En una declaración que redefine la geopolítica del hemisferio, el presidente de Estados Unidos, Donald Trump, anunció desde la Casa Blanca su intención de realizar una visita oficial a Venezuela. Aunque el mandatario fue enfático al decir “visitaré Venezuela“, aclaró que la fecha exacta del encuentro aún no ha sido definida por su administración. “Voy a vistar Venezuela, no sé cuándo, pero lo haré“, indicó Trump a la prensa antes de subir a su helicóptero presidencial. Este anuncio ocurre en un contexto de cambios drásticos tras la operación militar estadounidense del pasado 3 de enero, la cual resultó en la captura de Nicolás Maduro y su esposa. Tras este movimiento, Washington ha reconocido formalmente a Delcy Rodríguez como la presidenta encargada del país sudamericano, desplazando definitivamente al antiguo régimen.
Donald Trump: alianza estratégica y el retorno de las petroleras a Venezuela El presidente Trump no escatimó en elogios hacia la nueva gestión de la dirigente, calificando su labor como un “trabajo excelente” y asegurando que la relación bilateral es, actualmente, “muy sólida”. Según el mandatario, el Ejecutivo estadounidense no solo reconoce a Rodríguez como interlocutora oficial, sino que mantiene una supervisión directa sobre la transición política y el gabinete venezolano. El eje central de esta nueva etapa es, sin duda, el sector energético. Trump detalló que el acuerdo alcanzado con Caracas permite que las grandes compañías petroleras estadounidenses regresen a suelo venezolano para liderar la extracción de crudo.
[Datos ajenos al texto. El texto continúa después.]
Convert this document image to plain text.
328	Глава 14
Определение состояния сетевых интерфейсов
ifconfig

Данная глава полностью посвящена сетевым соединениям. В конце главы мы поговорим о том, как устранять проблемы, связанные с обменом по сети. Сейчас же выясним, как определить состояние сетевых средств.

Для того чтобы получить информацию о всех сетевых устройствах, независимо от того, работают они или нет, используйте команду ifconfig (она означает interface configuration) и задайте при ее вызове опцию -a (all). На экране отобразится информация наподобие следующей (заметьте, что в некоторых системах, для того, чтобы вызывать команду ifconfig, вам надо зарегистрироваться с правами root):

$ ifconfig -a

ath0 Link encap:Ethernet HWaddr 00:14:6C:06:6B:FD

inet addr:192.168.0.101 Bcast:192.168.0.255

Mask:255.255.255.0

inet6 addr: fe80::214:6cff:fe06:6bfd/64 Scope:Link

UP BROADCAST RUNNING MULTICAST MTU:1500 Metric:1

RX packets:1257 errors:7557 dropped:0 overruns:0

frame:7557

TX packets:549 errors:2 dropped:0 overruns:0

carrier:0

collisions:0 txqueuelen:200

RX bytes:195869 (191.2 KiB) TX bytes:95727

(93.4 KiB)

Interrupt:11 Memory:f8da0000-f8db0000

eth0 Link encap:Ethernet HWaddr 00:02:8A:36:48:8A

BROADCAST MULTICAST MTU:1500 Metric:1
“Estamos trabajando de manera muy cercana. Nuestras empresas van a sacar el petróleo y venderlo por mucho dinero; Venezuela recibirá una gran parte, pero nosotros nos encargamos de ello”, puntualizó el republicano. La logística de este acuerdo descansa en la capacidad técnica de Estados Unidos. El mandatario subrayó que las refinerías del Golfo de México son las únicas con la tecnología necesaria para procesar el crudo pesado proveniente de Venezuela. “ El petróleo está saliendo y otras naciones están pagando mucho por él. Lo estamos refinando nosotros”, concluyó, marcando el inicio de una era de control estadounidense sobre el mercado energético regional bajo el esquema de la administración de Rodríguez.